In the old days, the dimensions of a television series was dictated by the scheduling of broadcast television. 21 or 42 minutes per episode, padded with commercials to make 30 or 60 minute broadcast slots. American television contained 13 or 26 weekly episodes per season. Generally speaking, a single episode was a designed as a fully-contained three-act story, with occasional two-part episodes. The cliffhangers that had been common in radio drama were carried over into the early days of television, but those mostly fell to the wayside. In many cases, a small amount of effort was given to character development and even character story arc, but the main story structure was wholly contained within single episodes.
Streaming television has freed television from the rigid dimensions of broadcast television. Episode length can be as short or as long as necessary. The number of episodes in a season can be whatever makes sense. Viewers do not necessarily need to wait a week between episodes.
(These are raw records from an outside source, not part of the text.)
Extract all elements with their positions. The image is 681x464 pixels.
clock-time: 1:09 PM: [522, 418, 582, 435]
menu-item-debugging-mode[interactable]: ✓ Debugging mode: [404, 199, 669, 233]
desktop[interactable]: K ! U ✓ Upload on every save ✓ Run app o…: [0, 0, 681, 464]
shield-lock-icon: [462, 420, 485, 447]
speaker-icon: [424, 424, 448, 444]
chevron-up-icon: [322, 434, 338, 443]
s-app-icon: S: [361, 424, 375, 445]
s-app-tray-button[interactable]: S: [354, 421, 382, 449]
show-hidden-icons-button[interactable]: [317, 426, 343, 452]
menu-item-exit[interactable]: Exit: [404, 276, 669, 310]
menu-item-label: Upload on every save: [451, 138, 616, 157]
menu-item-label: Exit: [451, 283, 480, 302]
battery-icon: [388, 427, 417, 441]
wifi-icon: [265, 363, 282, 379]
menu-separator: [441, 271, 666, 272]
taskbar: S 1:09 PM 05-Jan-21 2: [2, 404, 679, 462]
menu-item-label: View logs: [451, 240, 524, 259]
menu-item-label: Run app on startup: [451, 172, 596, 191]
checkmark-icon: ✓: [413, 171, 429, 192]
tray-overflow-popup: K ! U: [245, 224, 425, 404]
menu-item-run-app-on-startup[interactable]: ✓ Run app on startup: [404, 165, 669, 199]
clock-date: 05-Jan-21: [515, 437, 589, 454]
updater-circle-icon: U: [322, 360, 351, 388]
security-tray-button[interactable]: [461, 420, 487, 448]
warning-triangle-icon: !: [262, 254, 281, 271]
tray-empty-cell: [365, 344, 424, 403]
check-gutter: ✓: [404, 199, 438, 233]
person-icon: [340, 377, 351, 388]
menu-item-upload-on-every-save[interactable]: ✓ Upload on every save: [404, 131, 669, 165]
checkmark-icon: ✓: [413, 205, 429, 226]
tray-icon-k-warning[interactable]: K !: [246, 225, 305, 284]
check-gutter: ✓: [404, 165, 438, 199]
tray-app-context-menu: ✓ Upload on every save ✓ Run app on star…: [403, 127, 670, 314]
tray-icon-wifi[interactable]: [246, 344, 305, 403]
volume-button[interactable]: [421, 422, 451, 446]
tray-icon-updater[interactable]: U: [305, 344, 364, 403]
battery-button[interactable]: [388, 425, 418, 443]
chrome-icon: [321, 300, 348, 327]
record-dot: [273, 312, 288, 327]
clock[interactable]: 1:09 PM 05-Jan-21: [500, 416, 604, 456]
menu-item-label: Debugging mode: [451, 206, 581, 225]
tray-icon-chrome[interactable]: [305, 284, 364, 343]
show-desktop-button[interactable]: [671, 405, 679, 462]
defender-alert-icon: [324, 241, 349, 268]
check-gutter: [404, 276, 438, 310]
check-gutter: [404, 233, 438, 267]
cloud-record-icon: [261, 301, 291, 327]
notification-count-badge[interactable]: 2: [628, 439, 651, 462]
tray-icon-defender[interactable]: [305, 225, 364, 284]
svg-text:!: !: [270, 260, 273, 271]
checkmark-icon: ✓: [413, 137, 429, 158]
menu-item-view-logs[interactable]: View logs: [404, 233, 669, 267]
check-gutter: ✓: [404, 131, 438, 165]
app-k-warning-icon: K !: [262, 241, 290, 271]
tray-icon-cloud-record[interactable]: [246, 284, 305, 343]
This has unleashed television writers and producers to experiment in all kinds of ways, and I would argue that what has emerged is a new format, which could rightly be considered a new art form.
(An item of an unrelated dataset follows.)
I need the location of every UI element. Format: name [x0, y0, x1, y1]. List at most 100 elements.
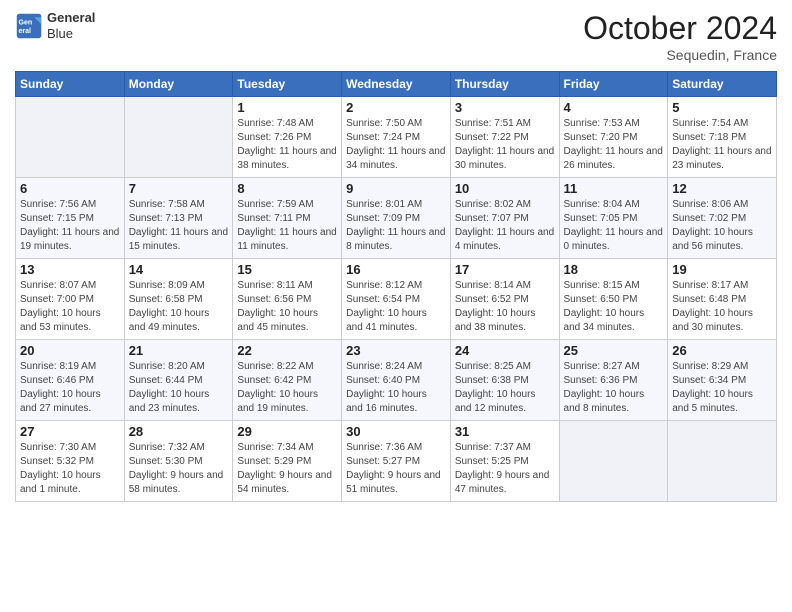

A single story can now be told across an entire series. This makes the format longer than “film”, which has an average length of about two hours. This offers the possibility of significantly more depth, more detailed character study, and more complicated story. Yet in most cases, some adherence to the three-act episode is retained, leaving the viewer satisfied with the resolution of the episode story, but still eager to continue following the overall story of the season or series.
This means writers, producers, and show runners must make a number of creative decisions about how to balance episode story with overall story, and how much depth to devote to each. Have we been doing this long enough to know what works? I don’t think so.
Writers and creators are faced with a market that demands new television concepts with season-long stories baked in. That means character and story arcs must be planned in a fair amount of detail at the beginning, with at least some initial episodes written (as scripts or synopses). This is a much higher bar, but of course it has the potential for a much bigger pay-off.
Update: I guess it’s really not that complicated. In writing, there are goals at every level. There is a story goal, there are scene goals, and there are character goals which may not be satisfied within the scope of a single story. In a series, there are episode goals, season goals, and series goals. Each episode has a beginning, a middle, and an end, even though season and series goals may not start or end within the particular episode. A season has a beginning, middle, and end, and so does a series (unless it gets cancelled). The real choice for show writers is to decide how much emphasis to place on the various storylines: episode, season, series, and character arc. This isn’t a new concept; there have always been secondary storylines in episodic television, and there must be a balance between them.
Update: I was just watching an episode of “Better Call Saul”, and it definitely didn’t have a beginning, a middle, and an end. It progressed the story, but nothing was started or wrapped up in the episode. Perhaps I noticed because I was only watching a single episode, and not binge watching.